Néanmoins, la jeunesse, quelque austère qu’elle se fasse, aime à exagérer ses appréciations ; ses hyperboles sont vives, son vocabulaire est jeune. Aussi Roque me dit-il en riant, dès le premier jour, qu’il était amoureux de madame Marange.

— Oui, amoureux est le mot, ajouta-t-il en reprenant son sérieux habituel ; je ne sais pas si c’est une femme d’un âge mûr, cela m’est parfaitement égal ; elle me paraît beaucoup plus belle que sa fille, et nulle femme ne m’a jamais plu autant qu’elle. Tu peux donc lui dire de ma part qu’elle a en moi un adorateur dévoué, un mari très-fidèle si bon lui semble.

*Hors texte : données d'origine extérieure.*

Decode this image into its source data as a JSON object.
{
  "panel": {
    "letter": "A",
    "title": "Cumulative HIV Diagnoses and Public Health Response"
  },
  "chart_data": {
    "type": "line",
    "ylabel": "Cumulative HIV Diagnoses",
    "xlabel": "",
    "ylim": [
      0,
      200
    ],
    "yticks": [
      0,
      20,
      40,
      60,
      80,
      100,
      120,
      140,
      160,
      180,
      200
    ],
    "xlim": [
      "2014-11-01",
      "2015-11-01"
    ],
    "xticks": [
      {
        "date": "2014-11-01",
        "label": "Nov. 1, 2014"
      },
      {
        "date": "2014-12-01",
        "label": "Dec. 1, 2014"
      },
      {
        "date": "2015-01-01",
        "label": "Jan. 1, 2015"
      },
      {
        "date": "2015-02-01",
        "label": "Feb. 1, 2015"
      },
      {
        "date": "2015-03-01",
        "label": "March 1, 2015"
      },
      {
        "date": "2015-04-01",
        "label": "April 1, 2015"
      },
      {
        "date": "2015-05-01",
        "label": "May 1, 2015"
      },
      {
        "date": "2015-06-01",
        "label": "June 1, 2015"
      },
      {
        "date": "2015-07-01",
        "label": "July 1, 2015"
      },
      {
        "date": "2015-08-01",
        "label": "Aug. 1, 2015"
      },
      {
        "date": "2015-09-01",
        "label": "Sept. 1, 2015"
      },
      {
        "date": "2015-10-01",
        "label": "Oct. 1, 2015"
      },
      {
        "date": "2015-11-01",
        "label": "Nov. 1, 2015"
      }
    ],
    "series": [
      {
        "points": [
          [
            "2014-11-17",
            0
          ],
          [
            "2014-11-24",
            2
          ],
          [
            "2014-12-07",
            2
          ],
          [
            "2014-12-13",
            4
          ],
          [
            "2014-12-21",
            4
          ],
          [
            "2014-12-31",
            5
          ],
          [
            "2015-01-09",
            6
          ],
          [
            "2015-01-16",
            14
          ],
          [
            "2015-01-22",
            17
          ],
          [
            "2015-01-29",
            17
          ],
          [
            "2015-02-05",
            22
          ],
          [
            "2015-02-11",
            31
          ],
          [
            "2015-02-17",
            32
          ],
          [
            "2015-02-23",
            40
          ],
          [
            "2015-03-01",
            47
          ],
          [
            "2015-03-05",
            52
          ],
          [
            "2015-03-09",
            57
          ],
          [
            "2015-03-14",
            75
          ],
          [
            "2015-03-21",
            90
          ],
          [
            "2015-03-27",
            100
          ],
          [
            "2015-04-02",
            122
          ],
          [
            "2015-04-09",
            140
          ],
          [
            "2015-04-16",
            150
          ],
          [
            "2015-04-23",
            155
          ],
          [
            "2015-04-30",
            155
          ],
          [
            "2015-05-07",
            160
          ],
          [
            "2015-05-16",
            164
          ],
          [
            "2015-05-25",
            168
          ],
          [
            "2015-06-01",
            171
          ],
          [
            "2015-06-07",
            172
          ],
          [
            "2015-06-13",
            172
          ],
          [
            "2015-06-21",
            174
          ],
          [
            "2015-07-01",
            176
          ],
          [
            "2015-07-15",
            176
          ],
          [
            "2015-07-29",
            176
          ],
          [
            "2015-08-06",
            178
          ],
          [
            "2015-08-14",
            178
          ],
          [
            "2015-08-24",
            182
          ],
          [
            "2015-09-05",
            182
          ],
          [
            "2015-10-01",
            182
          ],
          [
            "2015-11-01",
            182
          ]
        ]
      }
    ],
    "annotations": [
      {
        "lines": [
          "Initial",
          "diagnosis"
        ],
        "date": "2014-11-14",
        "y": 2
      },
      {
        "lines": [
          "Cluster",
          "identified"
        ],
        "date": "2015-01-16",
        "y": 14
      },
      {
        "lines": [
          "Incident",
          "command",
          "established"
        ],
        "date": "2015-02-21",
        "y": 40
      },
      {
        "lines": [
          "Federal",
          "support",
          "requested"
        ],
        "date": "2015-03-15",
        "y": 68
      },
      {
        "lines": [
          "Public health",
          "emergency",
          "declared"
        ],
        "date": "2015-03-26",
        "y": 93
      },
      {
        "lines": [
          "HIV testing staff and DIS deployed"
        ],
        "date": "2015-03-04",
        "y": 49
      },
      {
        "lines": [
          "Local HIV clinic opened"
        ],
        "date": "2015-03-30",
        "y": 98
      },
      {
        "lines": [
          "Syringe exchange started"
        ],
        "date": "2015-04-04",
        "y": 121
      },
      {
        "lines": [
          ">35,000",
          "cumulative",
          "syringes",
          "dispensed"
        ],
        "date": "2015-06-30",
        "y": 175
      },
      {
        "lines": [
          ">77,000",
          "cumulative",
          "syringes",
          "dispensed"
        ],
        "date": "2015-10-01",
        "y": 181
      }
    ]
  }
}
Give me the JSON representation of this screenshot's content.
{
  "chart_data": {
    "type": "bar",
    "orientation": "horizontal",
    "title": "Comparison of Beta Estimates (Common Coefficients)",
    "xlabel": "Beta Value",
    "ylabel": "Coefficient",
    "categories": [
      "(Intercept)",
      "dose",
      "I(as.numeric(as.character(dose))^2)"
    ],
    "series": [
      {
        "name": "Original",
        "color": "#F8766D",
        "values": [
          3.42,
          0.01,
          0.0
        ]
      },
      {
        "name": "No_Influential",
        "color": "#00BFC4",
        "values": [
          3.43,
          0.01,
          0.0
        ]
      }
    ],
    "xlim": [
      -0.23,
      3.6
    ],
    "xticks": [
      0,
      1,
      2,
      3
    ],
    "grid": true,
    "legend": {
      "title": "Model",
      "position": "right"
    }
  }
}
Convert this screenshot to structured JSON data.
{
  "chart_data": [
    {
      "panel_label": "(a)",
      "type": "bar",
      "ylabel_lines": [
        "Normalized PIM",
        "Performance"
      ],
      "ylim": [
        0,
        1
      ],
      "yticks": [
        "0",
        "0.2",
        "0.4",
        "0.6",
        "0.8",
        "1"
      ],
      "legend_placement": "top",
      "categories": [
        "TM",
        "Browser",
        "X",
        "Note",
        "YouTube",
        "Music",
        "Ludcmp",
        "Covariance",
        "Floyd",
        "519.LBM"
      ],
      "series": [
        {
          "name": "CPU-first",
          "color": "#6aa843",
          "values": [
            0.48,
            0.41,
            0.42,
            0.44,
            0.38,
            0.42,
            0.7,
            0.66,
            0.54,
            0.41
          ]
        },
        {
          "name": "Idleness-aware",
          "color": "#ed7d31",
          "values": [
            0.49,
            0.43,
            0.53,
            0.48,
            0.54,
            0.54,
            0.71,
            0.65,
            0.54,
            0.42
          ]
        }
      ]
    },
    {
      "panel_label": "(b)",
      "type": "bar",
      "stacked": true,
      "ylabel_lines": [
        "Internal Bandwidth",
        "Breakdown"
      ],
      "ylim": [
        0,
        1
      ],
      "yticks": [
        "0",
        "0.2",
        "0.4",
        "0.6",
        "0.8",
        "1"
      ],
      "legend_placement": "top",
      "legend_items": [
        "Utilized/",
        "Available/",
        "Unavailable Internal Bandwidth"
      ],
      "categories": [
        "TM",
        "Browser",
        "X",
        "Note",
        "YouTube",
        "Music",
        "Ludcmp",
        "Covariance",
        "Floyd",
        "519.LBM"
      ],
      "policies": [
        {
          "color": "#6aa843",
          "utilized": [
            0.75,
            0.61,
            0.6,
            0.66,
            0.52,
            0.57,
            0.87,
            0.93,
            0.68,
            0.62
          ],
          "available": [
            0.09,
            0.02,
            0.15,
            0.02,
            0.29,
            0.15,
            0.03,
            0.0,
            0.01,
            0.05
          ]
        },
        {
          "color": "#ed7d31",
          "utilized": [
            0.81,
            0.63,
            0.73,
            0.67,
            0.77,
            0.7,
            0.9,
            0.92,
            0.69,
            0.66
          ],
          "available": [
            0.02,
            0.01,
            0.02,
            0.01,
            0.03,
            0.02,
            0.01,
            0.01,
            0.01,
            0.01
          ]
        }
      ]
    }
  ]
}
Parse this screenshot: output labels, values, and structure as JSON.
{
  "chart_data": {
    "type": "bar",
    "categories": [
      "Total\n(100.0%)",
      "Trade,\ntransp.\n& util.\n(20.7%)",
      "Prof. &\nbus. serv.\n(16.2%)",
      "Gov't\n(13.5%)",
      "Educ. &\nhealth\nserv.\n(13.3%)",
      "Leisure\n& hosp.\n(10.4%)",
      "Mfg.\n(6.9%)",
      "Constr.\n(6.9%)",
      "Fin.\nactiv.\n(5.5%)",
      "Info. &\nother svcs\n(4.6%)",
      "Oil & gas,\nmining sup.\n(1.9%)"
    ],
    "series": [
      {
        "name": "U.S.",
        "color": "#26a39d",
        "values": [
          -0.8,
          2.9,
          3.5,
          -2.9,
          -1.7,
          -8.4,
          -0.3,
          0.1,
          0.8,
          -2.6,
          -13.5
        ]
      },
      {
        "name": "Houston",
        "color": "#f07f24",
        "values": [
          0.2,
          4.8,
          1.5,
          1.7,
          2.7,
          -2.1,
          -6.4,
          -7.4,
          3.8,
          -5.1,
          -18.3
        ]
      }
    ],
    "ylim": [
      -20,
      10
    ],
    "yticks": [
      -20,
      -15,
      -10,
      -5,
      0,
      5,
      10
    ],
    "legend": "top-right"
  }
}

C’est ainsi que, pendant plus de vingt ans, Roque parla de madame Marange et qu’il lui parla à elle-même ; mais, comme jamais il n’alla plus loin et ne songea même à lui baiser la main, cette sainte femme n’en fut pas compromise, et, à soixante et dix ans, elle l’appelait encore son amoureux, avec cette simplicité enjouée qui est le privilége des matrones irréprochables.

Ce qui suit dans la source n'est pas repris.